How do you derive this formula?

[Trickster_00]

How do we come to the formula for Conservation of Mechanical Energy?
[Initial Kinetic Energy + Initial Potential Energy = Final Kinetic Energy + Final Potential Energy]

It's not a part of our syllabus, but I'm just curious how to derive that formula.

Also, could you please clarify to me what's the formula for work-energy principle?

My book says it's [Work done = Change in Kinetic Energy]... but what if it involves external forces (e.g., friction) and change in potential energy? I'd appreciate it too if you break down the formula for me. Much appreciated. Thanks.

 

[Feldoh]

You can't really derive conservation of energy it's sort of like what a mathematician would call an axiom.

There are many ways however in which you can see conservation of energy come into play but they all require that it is taken to be true.

 

[wheelatharm]

Feldoh is absolutely right.

When you have work done by an external force, it will either take away or add to the total energy of the system. The energy is not destroyed, just moved from one system to another.

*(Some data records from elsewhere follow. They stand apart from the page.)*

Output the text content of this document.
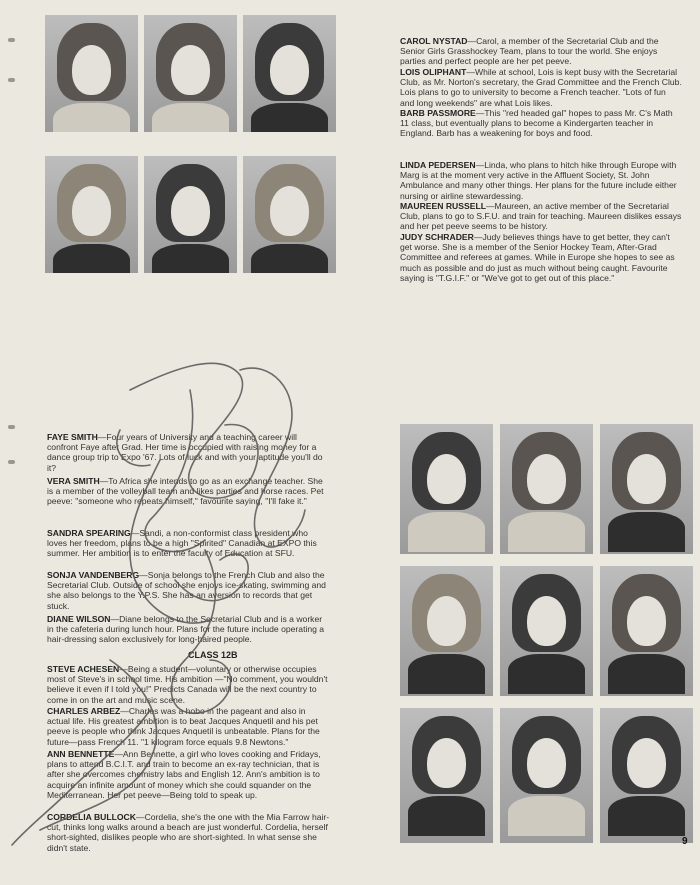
CAROL NYSTAD—Carol, a member of the Secretarial Club and the Senior Girls Grasshockey Team, plans to tour the world. She enjoys parties and perfect people are her pet peeve.

LOIS OLIPHANT—While at school, Lois is kept busy with the Secretarial Club, as Mr. Norton's secretary, the Grad Committee and the French Club. Lois plans to go to university to become a French teacher. "Lots of fun and long weekends" are what Lois likes.

BARB PASSMORE—This "red headed gal" hopes to pass Mr. C's Math 11 class, but eventually plans to become a Kindergarten teacher in England. Barb has a weakening for boys and food.

LINDA PEDERSEN—Linda, who plans to hitch hike through Europe with Marg is at the moment very active in the Affluent Society, St. John Ambulance and many other things. Her plans for the future include either nursing or airline stewardessing.

MAUREEN RUSSELL—Maureen, an active member of the Secretarial Club, plans to go to S.F.U. and train for teaching. Maureen dislikes essays and her pet peeve seems to be history.

JUDY SCHRADER—Judy believes things have to get better, they can't get worse. She is a member of the Senior Hockey Team, After-Grad Committee and referees at games. While in Europe she hopes to see as much as possible and do just as much without being caught. Favourite saying is "T.G.I.F." or "We've got to get out of this place."

FAYE SMITH—Four years of University and a teaching career will confront Faye after Grad. Her time is occupied with raising money for a dance group trip to Expo '67. Lots of luck and with your aptitude you'll do it?

VERA SMITH—To Africa she intends to go as an exchange teacher. She is a member of the volleyball team and likes parties and horse races. Pet peeve: "someone who repeats himself," favourite saying, "I'll fake it."

SANDRA SPEARING—Sandi, a non-conformist class president who loves her freedom, plans to be a high "Spirited" Canadian at EXPO this summer. Her ambition is to enter the faculty of Education at SFU.

SONJA VANDENBERG—Sonja belongs to the French Club and also the Secretarial Club. Outside of school she enjoys ice-skating, swimming and she also belongs to the Y.P.S. She has an aversion to records that get stuck.

DIANE WILSON—Diane belongs to the Secretarial Club and is a worker in the cafeteria during lunch hour. Plans for the future include operating a hair-dressing salon exclusively for long-haired people.

CLASS 12B

STEVE ACHESEN—Being a student—voluntary or otherwise occupies most of Steve's in school time. His ambition —"No comment, you wouldn't believe it even if I told you!" Predicts Canada will be the next country to come in on the art and music scene.

CHARLES ARBEZ—Charles was a hobo in the pageant and also in actual life. His greatest ambition is to beat Jacques Anquetil and his pet peeve is people who think Jacques Anquetil is unbeatable. Plans for the future—pass French 11. "1 kilogram force equals 9.8 Newtons."

ANN BENNETTE—Ann Bennette, a girl who loves cooking and Fridays, plans to attend B.C.I.T. and train to become an ex-ray technician, that is after she overcomes chemistry labs and English 12. Ann's ambition is to acquire an infinite amount of money which she could squander on the Mediterranean. Her pet peeve—Being told to speak up.

CORDELIA BULLOCK—Cordelia, she's the one with the Mia Farrow hair-cut, thinks long walks around a beach are just wonderful. Cordelia, herself short-sighted, dislikes people who are short-sighted. In what sense she didn't state.

9
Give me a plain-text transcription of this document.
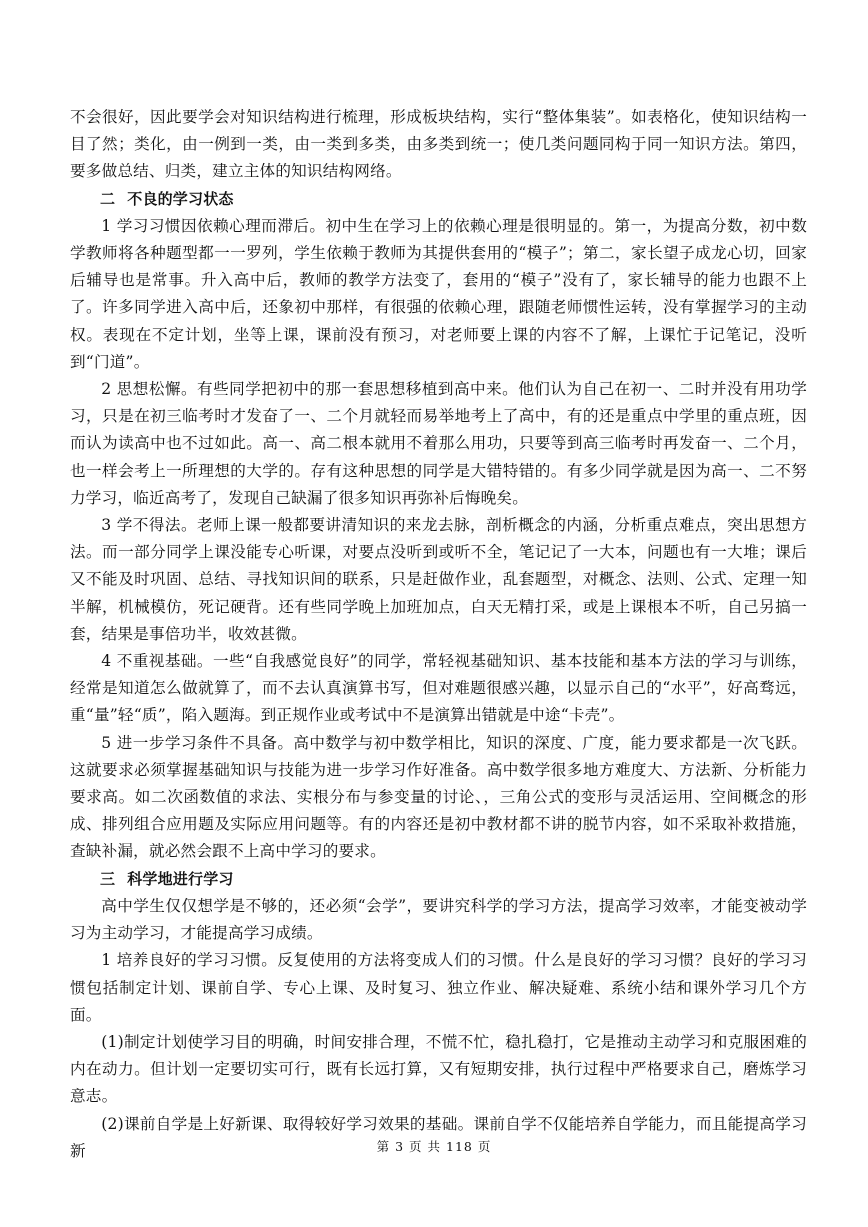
不会很好，因此要学会对知识结构进行梳理，形成板块结构，实行“整体集装”。如表格化，使知识结构一目了然；类化，由一例到一类，由一类到多类，由多类到统一；使几类问题同构于同一知识方法。第四，要多做总结、归类，建立主体的知识结构网络。

二 不良的学习状态

1 学习习惯因依赖心理而滞后。初中生在学习上的依赖心理是很明显的。第一，为提高分数，初中数学教师将各种题型都一一罗列，学生依赖于教师为其提供套用的“模子”；第二，家长望子成龙心切，回家后辅导也是常事。升入高中后，教师的教学方法变了，套用的“模子”没有了，家长辅导的能力也跟不上了。许多同学进入高中后，还象初中那样，有很强的依赖心理，跟随老师惯性运转，没有掌握学习的主动权。表现在不定计划，坐等上课，课前没有预习，对老师要上课的内容不了解，上课忙于记笔记，没听到“门道”。

2 思想松懈。有些同学把初中的那一套思想移植到高中来。他们认为自己在初一、二时并没有用功学习，只是在初三临考时才发奋了一、二个月就轻而易举地考上了高中，有的还是重点中学里的重点班，因而认为读高中也不过如此。高一、高二根本就用不着那么用功，只要等到高三临考时再发奋一、二个月，也一样会考上一所理想的大学的。存有这种思想的同学是大错特错的。有多少同学就是因为高一、二不努力学习，临近高考了，发现自己缺漏了很多知识再弥补后悔晚矣。

3 学不得法。老师上课一般都要讲清知识的来龙去脉，剖析概念的内涵，分析重点难点，突出思想方法。而一部分同学上课没能专心听课，对要点没听到或听不全，笔记记了一大本，问题也有一大堆；课后又不能及时巩固、总结、寻找知识间的联系，只是赶做作业，乱套题型，对概念、法则、公式、定理一知半解，机械模仿，死记硬背。还有些同学晚上加班加点，白天无精打采，或是上课根本不听，自己另搞一套，结果是事倍功半，收效甚微。

4 不重视基础。一些“自我感觉良好”的同学，常轻视基础知识、基本技能和基本方法的学习与训练，经常是知道怎么做就算了，而不去认真演算书写，但对难题很感兴趣，以显示自己的“水平”，好高骛远，重“量”轻“质”，陷入题海。到正规作业或考试中不是演算出错就是中途“卡壳”。

5 进一步学习条件不具备。高中数学与初中数学相比，知识的深度、广度，能力要求都是一次飞跃。这就要求必须掌握基础知识与技能为进一步学习作好准备。高中数学很多地方难度大、方法新、分析能力要求高。如二次函数值的求法、实根分布与参变量的讨论、，三角公式的变形与灵活运用、空间概念的形成、排列组合应用题及实际应用问题等。有的内容还是初中教材都不讲的脱节内容，如不采取补救措施，查缺补漏，就必然会跟不上高中学习的要求。

三 科学地进行学习

高中学生仅仅想学是不够的，还必须“会学”，要讲究科学的学习方法，提高学习效率，才能变被动学习为主动学习，才能提高学习成绩。

1 培养良好的学习习惯。反复使用的方法将变成人们的习惯。什么是良好的学习习惯？良好的学习习惯包括制定计划、课前自学、专心上课、及时复习、独立作业、解决疑难、系统小结和课外学习几个方面。

(1)制定计划使学习目的明确，时间安排合理，不慌不忙，稳扎稳打，它是推动主动学习和克服困难的内在动力。但计划一定要切实可行，既有长远打算，又有短期安排，执行过程中严格要求自己，磨炼学习意志。

(2)课前自学是上好新课、取得较好学习效果的基础。课前自学不仅能培养自学能力，而且能提高学习新	第 3 页 共 118 页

For Friction ---> Initial PE + Initial KE = Final PE + Final KE + Work done by Friction.

M

 

[wheelatharm]

Just to clarify, the work energy principal should state that work done on a system is equal to the total energy change of the system. This means work can increase PE, KE, spring PE, internal energy, etc, of the system.
For example, raising an object slowly and coming to rest has no change on KE, but requires work to increase the PE. Compressing a spring has no effect on KE, but still requires work to increase the spring energy. Even the work done by friction is never lost, it raises the internal energy of the objects in contact.

M